CS 224N (Ling 237) -- Natural Language Processing -- FAQs

CS 224N -- Ling 237: Natural Language Processing
Spring 2002
FAQs

FAQs

Homework #4:

For question #6, we don't have lexical entries for "saw", "with", or "a". How should we treat these words?

Please replace the word "a" in the sentence with "the". (Kathy saw the woman with the telescope.)
The word "saw" should have a lexical entry like "respect".
The word "with" should have a lexical entry like "in".

Homework #3:

Don't we need the words "as", "condiment", and "side" to be in the grammar?

Yes -- you should add these three words to the grammar. ("condiment" and "side" as nouns, "as" as a preposition)

Word Sense Disambiguation Project:

Why don't we have any test data? Are we supposed to use the data in the "wordsense" directory?

The data in the "wordsense" folder should be used only as additional data if you have time. It is old data that is not in exactly the same format as the data that you have been given this year. The important data is in the "data" directory. There is no data in test format in this directory -- you should divide the data into training and test data on your own, either using the Java class provided or by simply splitting up the data and ignoring the sense indicators for testing.
Can we use late days for checkpoint?

You are technically allowed to use late days on the checkpoint -- however, we strongly discourage this. First of all, it's in your best interests to look at the project early and to get started on working with the data so that you're comfortable with it. Secondly, the purpose of the checkpoint is to give people feedback on how well their programs work. This feedback is more valuable to you if you have time afterwards to adjust your program (so delaying the feedback is unwise). Furthermore, since we are posting statistics on the performance of everyone's projects, the feedback is more valuable to the rest of the class if they can obtain those figures in good time -- if many people delay their checkpoints, then there will be no meaningful statistics available next Wednesday.
It's not critical to have a very strong working program by next week (although the feedback will be more valuable if you do) -- so if you don't have a lot of time, try implementing one of the simpler techniques. Of course, if you really have no time, you may choose to use late days, despite all of the reasons above.
What exactly needs to be submitted for the checkpoint?

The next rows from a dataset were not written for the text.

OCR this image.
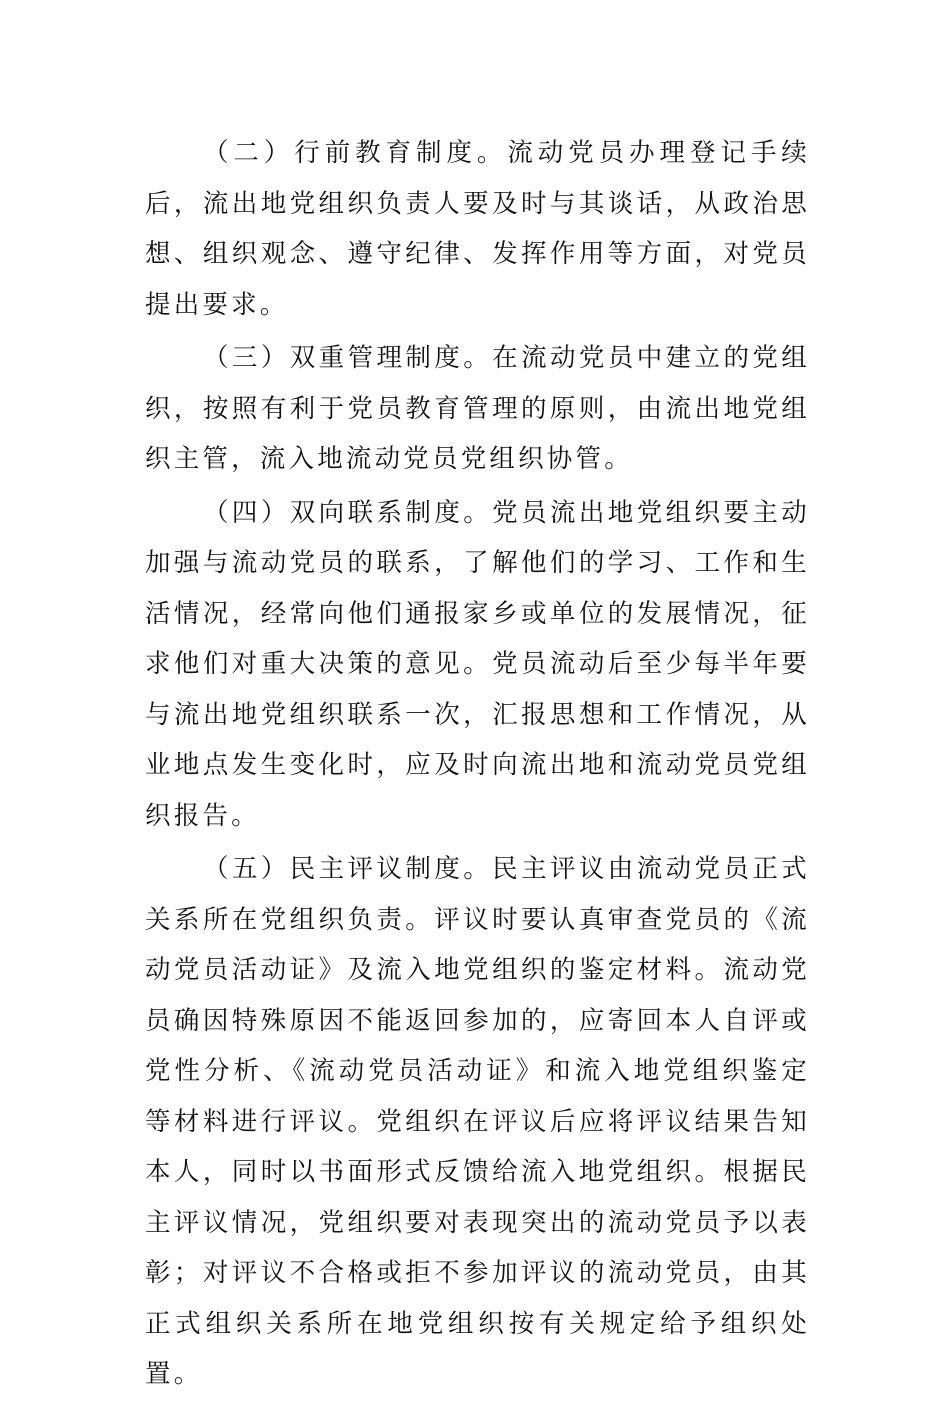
（二）行前教育制度。流动党员办理登记手续后，流出地党组织负责人要及时与其谈话，从政治思想、组织观念、遵守纪律、发挥作用等方面，对党员提出要求。

（三）双重管理制度。在流动党员中建立的党组织，按照有利于党员教育管理的原则，由流出地党组织主管，流入地流动党员党组织协管。

（四）双向联系制度。党员流出地党组织要主动加强与流动党员的联系，了解他们的学习、工作和生活情况，经常向他们通报家乡或单位的发展情况，征求他们对重大决策的意见。党员流动后至少每半年要与流出地党组织联系一次，汇报思想和工作情况，从业地点发生变化时，应及时向流出地和流动党员党组织报告。

（五）民主评议制度。民主评议由流动党员正式关系所在党组织负责。评议时要认真审查党员的《流动党员活动证》及流入地党组织的鉴定材料。流动党员确因特殊原因不能返回参加的，应寄回本人自评或党性分析、《流动党员活动证》和流入地党组织鉴定等材料进行评议。党组织在评议后应将评议结果告知本人，同时以书面形式反馈给流入地党组织。根据民主评议情况，党组织要对表现突出的流动党员予以表彰；对评议不合格或拒不参加评议的流动党员，由其正式组织关系所在地党组织按有关规定给予组织处置。
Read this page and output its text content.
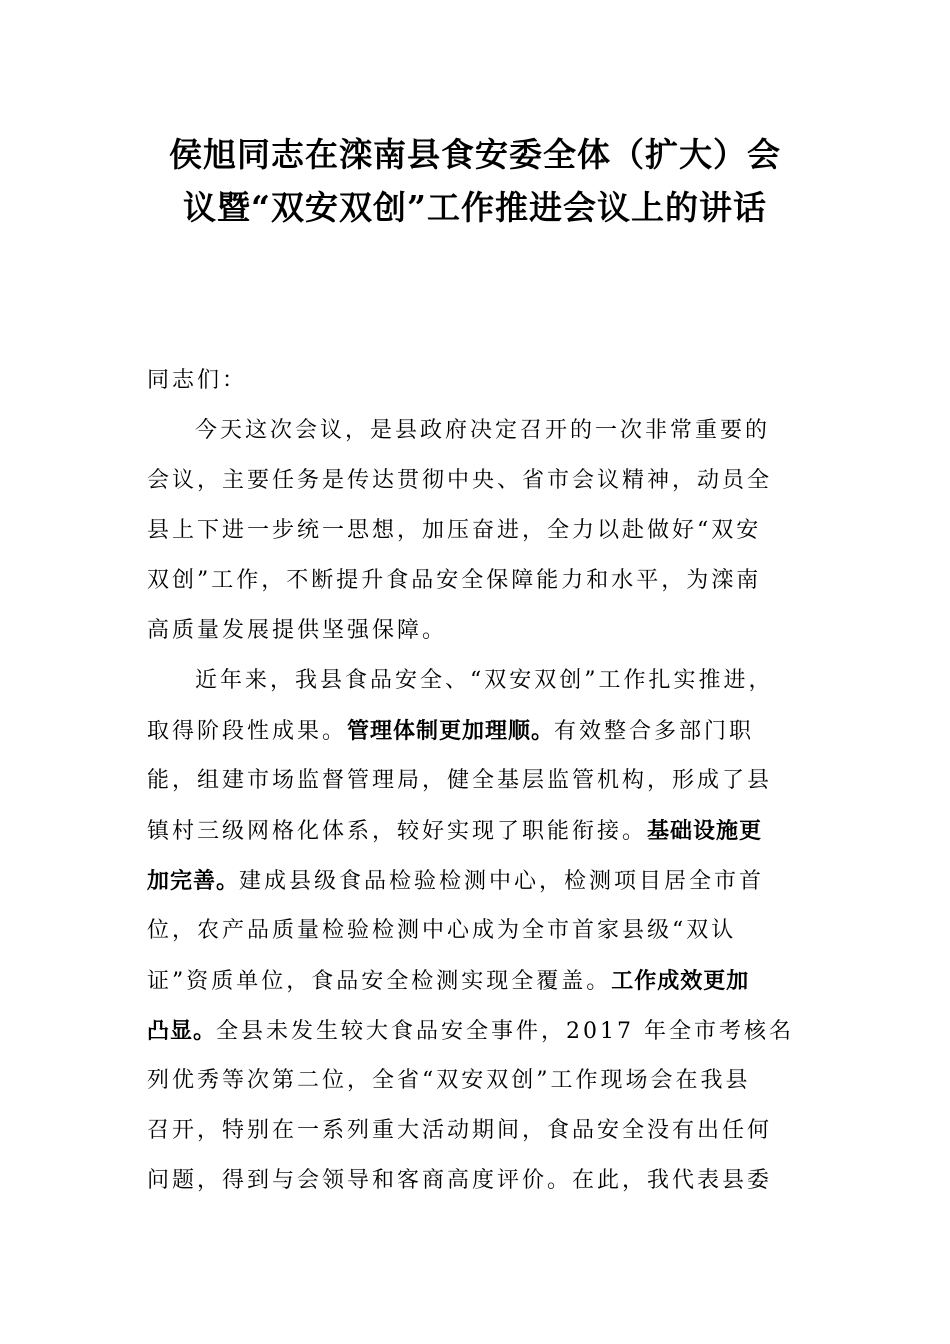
侯旭同志在滦南县食安委全体（扩大）会
议暨“双安双创”工作推进会议上的讲话
同志们：
今天这次会议，是县政府决定召开的一次非常重要的
会议，主要任务是传达贯彻中央、省市会议精神，动员全
县上下进一步统一思想，加压奋进，全力以赴做好“双安
双创”工作，不断提升食品安全保障能力和水平，为滦南
高质量发展提供坚强保障。
近年来，我县食品安全、“双安双创”工作扎实推进，
取得阶段性成果。管理体制更加理顺。有效整合多部门职
能，组建市场监督管理局，健全基层监管机构，形成了县
镇村三级网格化体系，较好实现了职能衔接。基础设施更
加完善。建成县级食品检验检测中心，检测项目居全市首
位，农产品质量检验检测中心成为全市首家县级“双认
证”资质单位，食品安全检测实现全覆盖。工作成效更加
凸显。全县未发生较大食品安全事件，2017 年全市考核名
列优秀等次第二位，全省“双安双创”工作现场会在我县
召开，特别在一系列重大活动期间，食品安全没有出任何
问题，得到与会领导和客商高度评价。在此，我代表县委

For the checkpoint, you should submit a working wordsense disambiguation program and a working spelling correction program (these can be the same program, but must be accessed through two different shell scripts, as discussed in the handout). You do not need to have two machine learning techniques implemented by the checkpoint.
Is there a part-of-speech tagger available for our use?

Yes -- there is a tagger in /afs/ir/class/cs224n/src/icopost-0.9.1
There's documenation for it in the html directory or at http://nats-www.informatik.uni-hamburg.de/~ingo/icopost/
There is an English (Penn treebank tagset) ngram and lexicon file in the data directory for use with the trigram tagger in particular.

Homework 1:

In Problem 6a, the handout says to get rid of all text between SGML elements. In some texts, there are <subsample> tags that surround most of the text. Should we keep this text?

Yes, you should keep the text within <subsample> tags. You should just delete the tags themselves, not the text between them.
In Problem 1, it looks like I'll get different answers depending on the exact structure of the text. Is this something to be worried about?

If you make assumptions about the structure of the text, be sure to state them clearly in your answer.
Problem 2 says to "show that, in the limit, 'Zipf's law' holds for text randomly generated according to X." Which variable should we be taking to the limit?

This is the limit as word length |w| increases.
In Problem 3c, what is meant by the "prior term"?

The prior term is the term that represents the prior probability of a class. That is, it's the probability that a document belongs to a class if you don't have any information about the document. In the algorithm in Mitchell's book, this is P(v_j). (The prior is indicated on slide 265 from the lecture notes from Wednesday's class.)
What should we be doing in problem 3e? Is there an error in the question?

There's no error in this question: what you are meant to do is to calculate P(c|w) and then to take the average of this value and P(c). That is, you're looking the effects of using [P(c|w) + P(c)]/2.
In the ACE corpus, some of the <sample> don't have corresponding </sample> tags. Is this a problem?

Don't worry about this -- just make sure that you delete any leftover tags after you have extracted the text.
I can't figure out how to get the corpus tokenized perfectly -- I keep running into problems with details. For example, should I keep the headings in, or delete them?

Working with corpora is always messy. You want to get the text to be as "clean" as possible, but there are always details that are difficult to work out and inconsistencies that seem impossible to reconcile. In other words, it may not be possible (or worth your time) to get everything perfectly clean, but as long as you make sensible decisions, you should be okay.